Most good stories have cues, little signals to the perceptive reader.  And by paying attention to the cues you can get in on the story in a way you might otherwise miss.  So what are the cues in the story?  I want to point out just two.

The first clue is that the gospel writers tell us that the period of Jesus’ testing lasted for 40 days.  Why not 13, or 27, or 55?  Because this number is meant to call to our minds the 40 years Israel spent wandering in the desert, tested by God, often hungry and thirsty, frequently confused and angry.  They emerged from slavery in Egypt not into some idyllic and cozy life of pleasure.  They were freed into a life that was a prolonged period of trial and testing.  And during these times of testing, we all have to wrestle with whether we’re willing to take responsibility for the gracious work of God on our behalf, and what it might mean for who we become and what we work for.

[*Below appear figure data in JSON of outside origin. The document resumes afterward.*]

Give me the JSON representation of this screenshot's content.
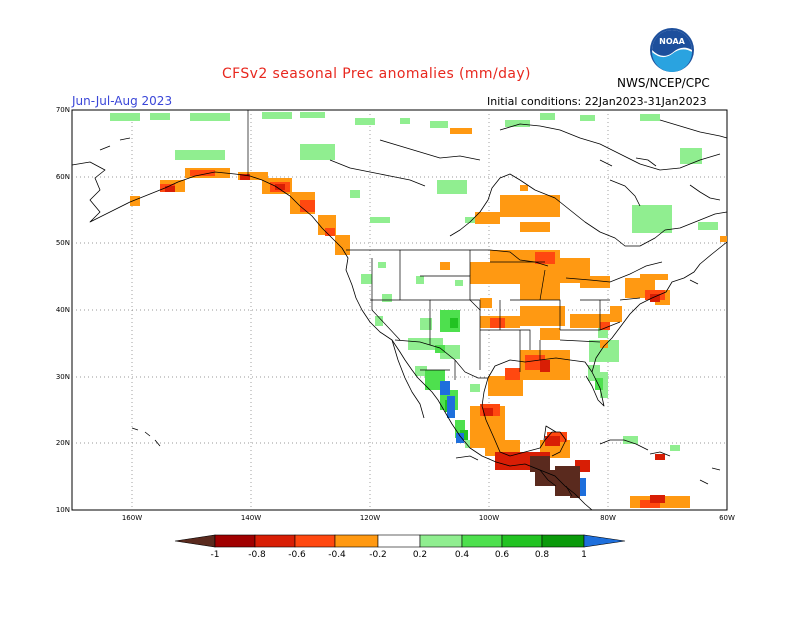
{
  "header": {
    "title": "CFSv2 seasonal Prec anomalies (mm/day)",
    "season": "Jun-Jul-Aug 2023",
    "init": "Initial conditions: 22Jan2023-31Jan2023",
    "agency": "NWS/NCEP/CPC"
  },
  "logo": {
    "text": "NOAA",
    "icon": "noaa-logo"
  },
  "axes": {
    "lat_labels": [
      "70N",
      "60N",
      "50N",
      "40N",
      "30N",
      "20N",
      "10N"
    ],
    "lon_labels": [
      "160W",
      "140W",
      "120W",
      "100W",
      "80W",
      "60W"
    ]
  },
  "colorbar": {
    "labels": [
      "-1",
      "-0.8",
      "-0.6",
      "-0.4",
      "-0.2",
      "0.2",
      "0.4",
      "0.6",
      "0.8",
      "1"
    ],
    "colors": [
      "#5a2a1e",
      "#a00000",
      "#d81e05",
      "#ff4810",
      "#ff9912",
      "#ffffff",
      "#90ee90",
      "#4ee04e",
      "#22c322",
      "#0a9a0a",
      "#1e6fdc"
    ]
  },
  "colors": {
    "dry_light": "#ff9912",
    "dry_mid": "#ff4810",
    "dry_strong": "#d81e05",
    "dry_extreme": "#5a2a1e",
    "wet_light": "#90ee90",
    "wet_mid": "#4ee04e",
    "wet_strong": "#22c322",
    "wet_extreme": "#1e6fdc"
  }
}
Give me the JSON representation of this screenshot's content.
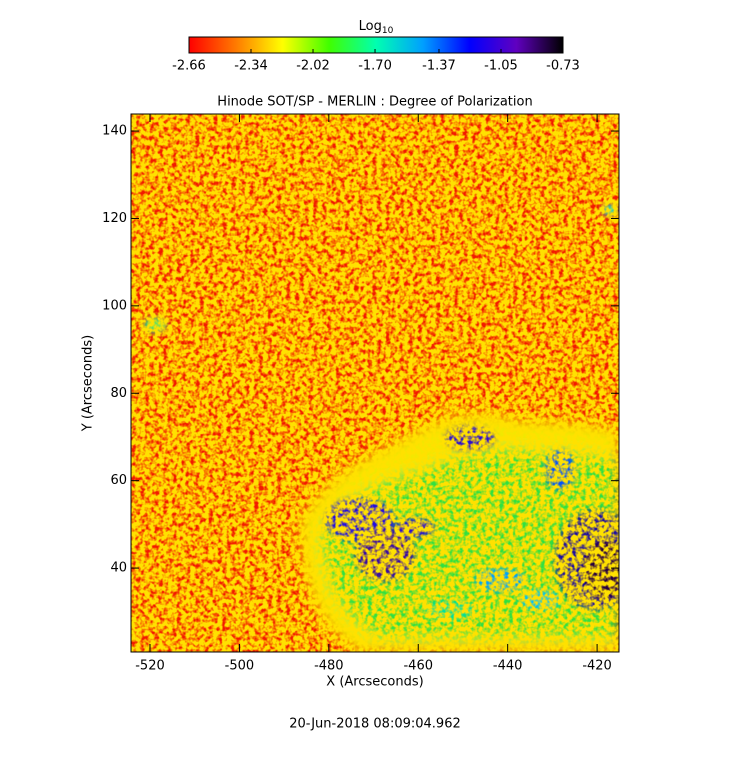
{
  "chart_data": {
    "type": "image",
    "title": "Hinode SOT/SP - MERLIN : Degree of Polarization",
    "x_label": "X (Arcseconds)",
    "y_label": "Y (Arcseconds)",
    "footer": "20-Jun-2018 08:09:04.962",
    "xlim": [
      -524.25,
      -415.1
    ],
    "ylim": [
      20.8,
      143.9
    ],
    "xticks": [
      -520,
      -500,
      -480,
      -460,
      -440,
      -420
    ],
    "yticks": [
      40,
      60,
      80,
      100,
      120,
      140
    ],
    "colorbar": {
      "label": "Log",
      "label_subscript": "10",
      "clim": [
        -2.66,
        -0.73
      ],
      "ticks": [
        -2.66,
        -2.34,
        -2.02,
        {
          "value": -1.7,
          "label": "-1.70"
        },
        -1.37,
        -1.05,
        -0.73
      ],
      "colormap": [
        "#ff0000",
        "#ff7a00",
        "#ffff00",
        "#40ff00",
        "#00ffb0",
        "#00a0ff",
        "#0000ff",
        "#6000c0",
        "#000000"
      ]
    }
  }
}
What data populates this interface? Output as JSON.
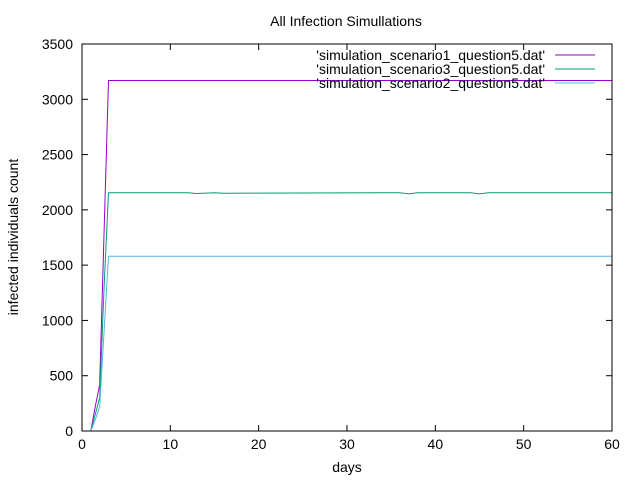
{
  "chart_data": {
    "type": "line",
    "title": "All Infection Simullations",
    "xlabel": "days",
    "ylabel": "infected individuals count",
    "xlim": [
      0,
      60
    ],
    "ylim": [
      0,
      3500
    ],
    "x_ticks": [
      0,
      10,
      20,
      30,
      40,
      50,
      60
    ],
    "y_ticks": [
      0,
      500,
      1000,
      1500,
      2000,
      2500,
      3000,
      3500
    ],
    "grid": false,
    "legend_position": "top-right",
    "series": [
      {
        "name": "'simulation_scenario1_question5.dat'",
        "color": "#9400d3",
        "x": [
          1,
          1.5,
          2,
          2.5,
          3,
          60
        ],
        "y": [
          0,
          220,
          420,
          1800,
          3170,
          3170
        ]
      },
      {
        "name": "'simulation_scenario3_question5.dat'",
        "color": "#009e73",
        "x": [
          1,
          1.5,
          2,
          2.5,
          3,
          12,
          13,
          15,
          16,
          36,
          37,
          38,
          44,
          45,
          46,
          60
        ],
        "y": [
          0,
          150,
          300,
          1300,
          2155,
          2155,
          2148,
          2155,
          2150,
          2155,
          2145,
          2155,
          2155,
          2145,
          2155,
          2155
        ]
      },
      {
        "name": "'simulation_scenario2_question5.dat'",
        "color": "#56b4e9",
        "x": [
          1,
          1.5,
          2,
          2.5,
          3,
          60
        ],
        "y": [
          0,
          100,
          220,
          900,
          1580,
          1580
        ]
      }
    ]
  }
}
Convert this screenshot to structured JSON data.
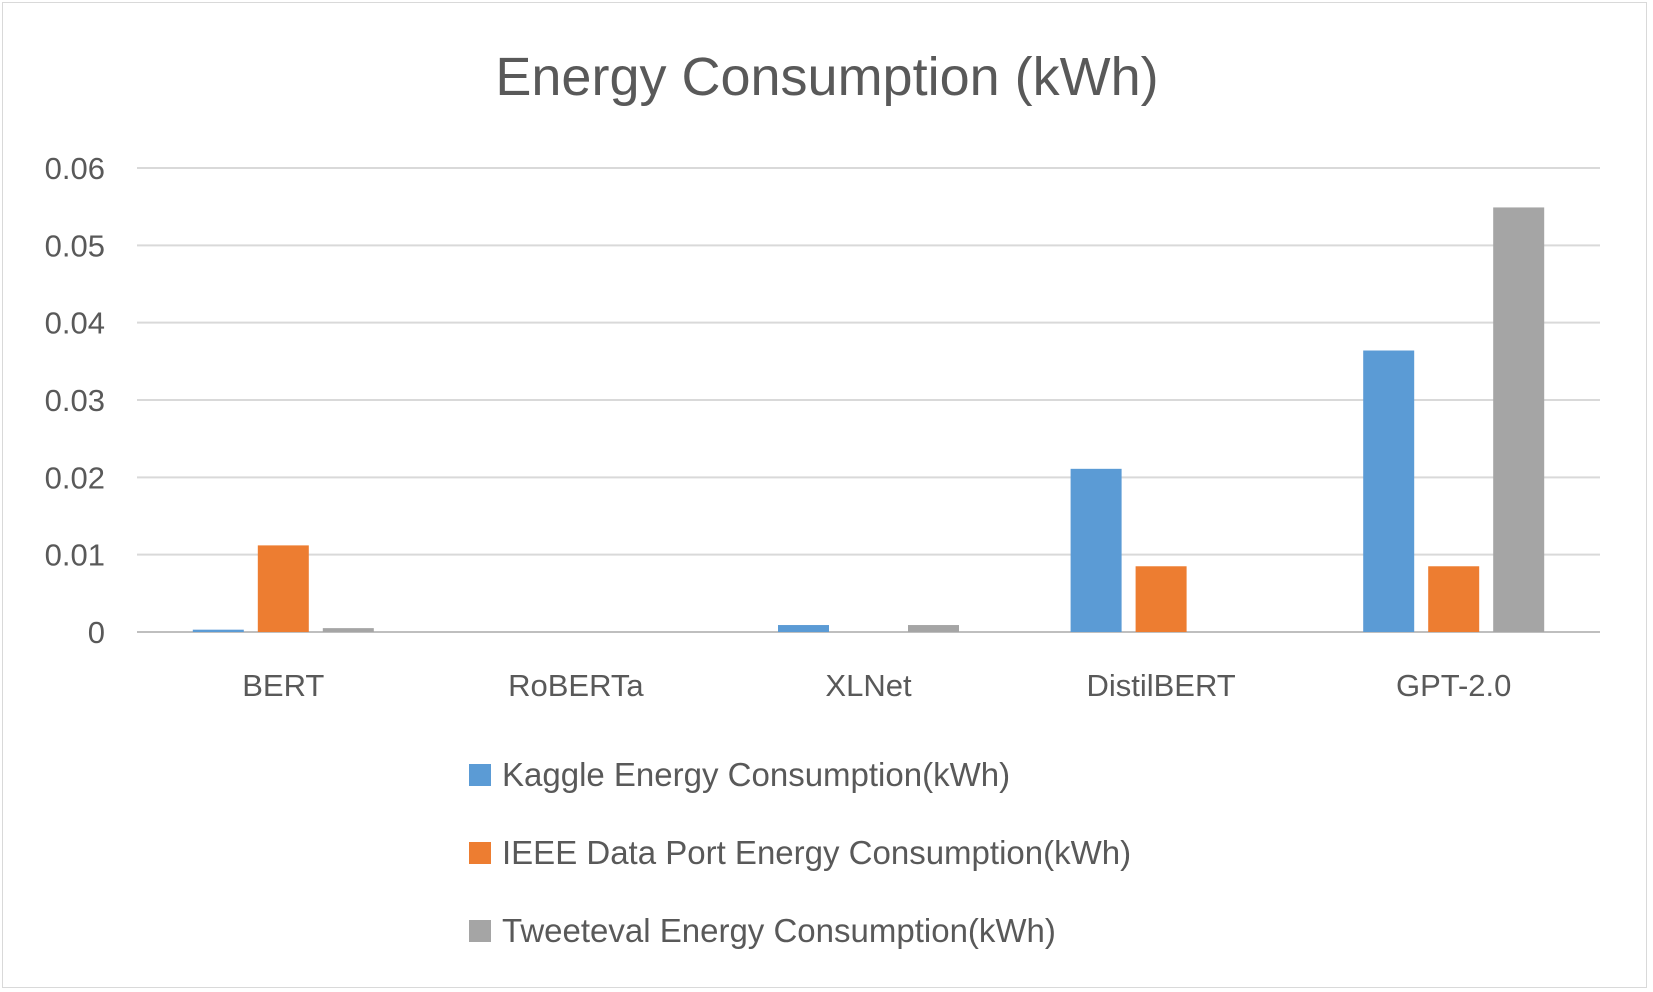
{
  "chart_data": {
    "type": "bar",
    "title": "Energy Consumption (kWh)",
    "xlabel": "",
    "ylabel": "",
    "ylim": [
      0,
      0.06
    ],
    "yticks": [
      "0",
      "0.01",
      "0.02",
      "0.03",
      "0.04",
      "0.05",
      "0.06"
    ],
    "grid": true,
    "legend_position": "bottom",
    "categories": [
      "BERT",
      "RoBERTa",
      "XLNet",
      "DistilBERT",
      "GPT-2.0"
    ],
    "series": [
      {
        "name": "Kaggle Energy Consumption(kWh)",
        "color": "#5b9bd5",
        "values": [
          0.0003,
          0,
          0.0009,
          0.0211,
          0.0364
        ]
      },
      {
        "name": "IEEE Data Port Energy Consumption(kWh)",
        "color": "#ed7d31",
        "values": [
          0.0112,
          0,
          0,
          0.0085,
          0.0085
        ]
      },
      {
        "name": "Tweeteval Energy Consumption(kWh)",
        "color": "#a5a5a5",
        "values": [
          0.0005,
          0,
          0.0009,
          0,
          0.0549
        ]
      }
    ]
  }
}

The second clue is that Luke pictures Jesus responding to the devil’s three tests by quoting scripture three times.  All three scripture quotations come from Deuteronomy, which is the story of Israel’s testing in the desert.

These tests from the devil were forms of evil.  They were demonic possibilities.  They represent destructive ways of moving through life.  They are paths that are wide and welcoming at their entrances, but become snarled and menacing after you walk them for awhile.

We might imagine the first test as the opportunity to become a feeding program for the hungry masses.

We might imagine the second test as an opportunity to lurch for success and effectiveness by avoiding pain.

We might imagine the third test as an opportunity to treat God as a trick pony who is always automatically on our side.

The ability to face these tests and remain faithful was a defining feature of Jesus’ readiness for ministry.  Only by bracing himself against these tempting opportunities was he able to be God’s beloved Son in the midst of a messy world. 

And these tests remain real and vivid options for us.  And so we receive these gospel stories, and we continue to read them prayerfully together, asking what faithfulness to God looks like for us.

The primary test and temptation for us involves our identity as Americans, as participants in a particular kind of capitalist economy that is now global in scope.  So what is the test?  What’s at stake for us?  The question is whether our lives take their shape from a deep trust in God, or whether we have yielded our trust in other directions, to different kinds of stories and projects. 

Are my hopes and dreams for life rooted deep in the soil of God’s kingdom of forgiveness, sacrifice, sharing, mercy, and generosity?  Or are my hopes and dreams given shape primarily by the advertising industry and life in a consumer society where enough is never enough?

Does the way I’ve arranged my life – how I spend my time, energy, and money, and the people I identify with – does all of that reflect a singular and joyful embrace of Jesus’ way of life?  Or does it reflect a preoccupation with lesser and more trivial things – like status, power, wealth, security, ease, and pleasure.

The reason Jesus had to confront a variety of evil possibilities at the very beginning of his ministry was so that he could develop a pattern of resistance to prevailing expectations and a willingness to live in conflict with what passes as common sense. 

Now I don’t know how you hear a story about the devil appearing to Jesus and talking to him.  Is there such a figure as “the devil” or the “Satan”? The gospels seem to assume such things.  But whether these features of the story are to be taken literally, or whether they are literary ways of expressing important features of life as we experience it – it’s hard to say.


But here’s where there can be no doubt.  The story is about conflict, about friction.  The story is about the direction of Jesus’ life, and he will have to cling to that direction even though a thousand demonic claws grasp at him to try to pull him off course one way or another.  The season of Lent is a period of 40 days when we are invited to commit ourselves to practices of scripture reading and prayer, practices of gathered worship and perhaps other disciplines that strengthen our resolve in the face of the many demonic possibilities that open before us.  O Lord, deliver us from evil.  Amen.